Capítulo 2: A Travessia

Personagem Secundário em Destaque no Universo dos Dramas Coreanos Cidadão tranquilo 2976 palavras 2026-02-07 13:48:20

O antigo pequeno Hyunbin era um rapaz comportado, mas até mesmo os bons meninos têm suas musas dos sonhos. Evidentemente, a pequena musa era seguida por um grupo de cavaleiros devotos, e Hyunbin acabou tornando-se o alvo desses jovens defensores da paz e do amor no mundo, tudo porque ele pisou no sapato da deusa. Os pequenos cavaleiros conseguiram: eliminaram o inimigo, e Hyunbin desapareceu deste mundo. Porém, eles também terminaram atraindo a ira dos professores e dos pais. A escola avisou as famílias, e após o pagamento das despesas médicas, os pequenos cavaleiros tiveram de enfrentar a fúria doméstica. Mas foi justamente por trás desse caso comum de violência escolar que Hyunbin se transformou no velho Hyunbin, vindo de outro mundo.

De mais de quarenta para quase nada, de 2020 para 1980, Hyunbin sentiu-se profundamente afetado. Sim, seu nome também era Hyunbin, Kim Hyunbin. Naquela época, em meio ao fervor patriótico de fundação da nação e do exército, esse nome destacava-se, dando-lhe um ar de intelectual em sua carreira empresarial. Como alguém nascido nos anos 70, Hyunbin experimentou fome e dificuldades, com três gerações da família espremidas num quarto minúsculo de nove metros quadrados. Naturalmente, ao crescer, ele passou a rejeitar qualquer habitação pequena. Como universitário nos anos 90, sem conseguir uma boa colocação, Hyunbin seguiu a maré e mergulhou nos negócios, batalhando por mais de vinte anos até levar sua empresa à bolsa, alcançando uma vida próspera.

Agora, ah, uma noite e tudo voltou ao início. Perdeu tudo: a esposa vaidosa e a filha inteligente e carinhosa desapareceram, a recém-contratada secretária doce e encantadora também se foi. Ele nem teve tempo de se aventurar numa traição, justo quando pensava em experimentar, que prejuízo! Pelo menos, como sempre viajava e sofria de gastrite, deixou tudo preparado: testamento e seguros em nome da filha, sua princesinha, para que tudo ficasse para ela.

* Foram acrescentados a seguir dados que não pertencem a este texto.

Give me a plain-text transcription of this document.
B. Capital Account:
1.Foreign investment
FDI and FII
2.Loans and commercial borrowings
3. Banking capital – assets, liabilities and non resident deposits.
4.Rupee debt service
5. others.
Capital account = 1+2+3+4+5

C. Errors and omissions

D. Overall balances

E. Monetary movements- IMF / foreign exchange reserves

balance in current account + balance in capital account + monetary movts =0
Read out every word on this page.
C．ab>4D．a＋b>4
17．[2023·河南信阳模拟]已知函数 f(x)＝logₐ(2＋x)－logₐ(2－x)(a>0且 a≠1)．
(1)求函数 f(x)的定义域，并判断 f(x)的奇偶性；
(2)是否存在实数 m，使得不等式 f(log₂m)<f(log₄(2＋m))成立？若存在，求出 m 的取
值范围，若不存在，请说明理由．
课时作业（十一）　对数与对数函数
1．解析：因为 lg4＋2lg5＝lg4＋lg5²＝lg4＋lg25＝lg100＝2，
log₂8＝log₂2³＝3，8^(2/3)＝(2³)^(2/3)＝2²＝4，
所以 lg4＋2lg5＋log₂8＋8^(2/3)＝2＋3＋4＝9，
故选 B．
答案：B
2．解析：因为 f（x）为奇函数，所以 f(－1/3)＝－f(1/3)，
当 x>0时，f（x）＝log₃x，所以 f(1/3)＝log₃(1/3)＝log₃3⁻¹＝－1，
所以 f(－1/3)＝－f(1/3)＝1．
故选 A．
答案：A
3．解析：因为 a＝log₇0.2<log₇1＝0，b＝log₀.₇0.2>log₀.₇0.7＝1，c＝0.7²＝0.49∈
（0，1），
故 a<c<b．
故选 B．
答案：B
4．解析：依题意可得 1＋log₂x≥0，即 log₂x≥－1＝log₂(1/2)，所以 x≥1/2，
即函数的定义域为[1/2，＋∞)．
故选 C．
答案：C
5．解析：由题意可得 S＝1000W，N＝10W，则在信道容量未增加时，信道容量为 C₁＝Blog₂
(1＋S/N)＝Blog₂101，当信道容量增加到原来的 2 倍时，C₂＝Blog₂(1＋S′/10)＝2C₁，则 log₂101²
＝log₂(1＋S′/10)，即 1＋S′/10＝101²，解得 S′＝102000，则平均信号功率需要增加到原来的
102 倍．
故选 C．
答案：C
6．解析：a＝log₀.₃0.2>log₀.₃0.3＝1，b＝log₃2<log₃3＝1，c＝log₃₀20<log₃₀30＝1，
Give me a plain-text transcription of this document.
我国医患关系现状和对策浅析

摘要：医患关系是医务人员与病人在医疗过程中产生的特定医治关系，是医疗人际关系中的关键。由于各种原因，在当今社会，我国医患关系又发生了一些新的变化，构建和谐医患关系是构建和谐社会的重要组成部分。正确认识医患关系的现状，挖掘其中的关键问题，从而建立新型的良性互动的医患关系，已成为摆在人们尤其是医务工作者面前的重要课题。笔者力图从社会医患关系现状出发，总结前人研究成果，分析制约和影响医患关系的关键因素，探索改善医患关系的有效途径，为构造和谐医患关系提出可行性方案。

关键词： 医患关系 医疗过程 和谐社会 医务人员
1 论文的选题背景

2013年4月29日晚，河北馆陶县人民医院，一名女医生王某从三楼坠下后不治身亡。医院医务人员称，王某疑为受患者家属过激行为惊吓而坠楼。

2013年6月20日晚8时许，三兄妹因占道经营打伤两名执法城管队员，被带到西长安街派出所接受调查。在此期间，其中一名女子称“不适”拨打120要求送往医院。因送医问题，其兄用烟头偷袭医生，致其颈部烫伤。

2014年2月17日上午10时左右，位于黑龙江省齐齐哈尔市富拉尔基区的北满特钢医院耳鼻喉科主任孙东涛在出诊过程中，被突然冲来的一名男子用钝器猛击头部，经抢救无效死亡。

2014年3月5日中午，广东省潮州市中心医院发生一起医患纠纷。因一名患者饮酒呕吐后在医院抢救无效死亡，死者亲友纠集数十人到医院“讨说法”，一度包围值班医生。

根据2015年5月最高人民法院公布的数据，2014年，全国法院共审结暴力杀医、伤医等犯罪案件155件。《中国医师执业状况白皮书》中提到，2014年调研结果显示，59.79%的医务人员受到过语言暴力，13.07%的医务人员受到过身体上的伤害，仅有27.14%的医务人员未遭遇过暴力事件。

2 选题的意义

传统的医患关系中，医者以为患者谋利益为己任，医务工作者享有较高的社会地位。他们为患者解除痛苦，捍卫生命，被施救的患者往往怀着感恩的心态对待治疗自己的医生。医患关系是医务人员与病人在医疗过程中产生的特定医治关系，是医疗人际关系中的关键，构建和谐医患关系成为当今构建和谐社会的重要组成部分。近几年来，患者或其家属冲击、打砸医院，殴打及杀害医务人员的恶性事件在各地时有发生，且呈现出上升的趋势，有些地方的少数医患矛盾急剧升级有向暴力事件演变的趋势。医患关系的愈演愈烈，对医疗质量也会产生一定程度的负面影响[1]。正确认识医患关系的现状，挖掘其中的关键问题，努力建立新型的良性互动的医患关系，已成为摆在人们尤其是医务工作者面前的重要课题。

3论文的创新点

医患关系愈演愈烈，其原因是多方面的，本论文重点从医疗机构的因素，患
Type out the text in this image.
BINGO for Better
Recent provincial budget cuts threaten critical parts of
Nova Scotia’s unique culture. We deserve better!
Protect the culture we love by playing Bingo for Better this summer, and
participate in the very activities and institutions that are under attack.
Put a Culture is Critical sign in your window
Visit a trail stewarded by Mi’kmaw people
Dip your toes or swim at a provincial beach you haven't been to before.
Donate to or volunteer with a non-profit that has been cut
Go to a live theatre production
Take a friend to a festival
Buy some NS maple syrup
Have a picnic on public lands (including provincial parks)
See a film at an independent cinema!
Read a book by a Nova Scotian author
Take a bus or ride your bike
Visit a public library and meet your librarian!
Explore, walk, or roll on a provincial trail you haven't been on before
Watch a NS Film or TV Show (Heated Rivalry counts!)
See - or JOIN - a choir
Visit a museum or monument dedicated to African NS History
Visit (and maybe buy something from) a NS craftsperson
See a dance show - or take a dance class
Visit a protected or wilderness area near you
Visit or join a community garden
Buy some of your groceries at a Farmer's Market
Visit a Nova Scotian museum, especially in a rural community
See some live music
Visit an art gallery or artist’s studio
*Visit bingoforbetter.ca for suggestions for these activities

Aliviado das preocupações, Hyunbin só podia olhar para frente. Kim Hyunbin, menino, oito anos, nascido em 1972 em Seul, Coreia do Sul (como pôde, ao voltar ao passado, ainda ficar dois anos mais velho?), cidade sempre chamada de Seul. Vivia com os avós (no interior), pais (ao seu lado) e uma irmã encantadora. A família era comum: avós aposentados, ex-professores do ensino médio; o pai, funcionário de empresa; a mãe, maquiadora de televisão. A irmã, Kim Soohyun, uma bela garota desenvolvida em todas as áreas, vivera seis anos sob rígida disciplina do avô no campo, até ser libertada pelo nascimento de Hyunbin. Os hábitos refinados e as múltiplas habilidades foram solidamente construídos. Hyunbin herdou o bastão da irmã, sob o carinho da avó e a severidade do avô. Criado no interior, o tímido Hyunbin continuou quase invisível ao ser levado para Seul pelos pais. Após dois meses de estudos intensos e ao alcançar o top dez da classe, enfrentou o episódio da violência escolar. O pequeno Hyunbin partiu tristemente, dando lugar ao velho Hyunbin.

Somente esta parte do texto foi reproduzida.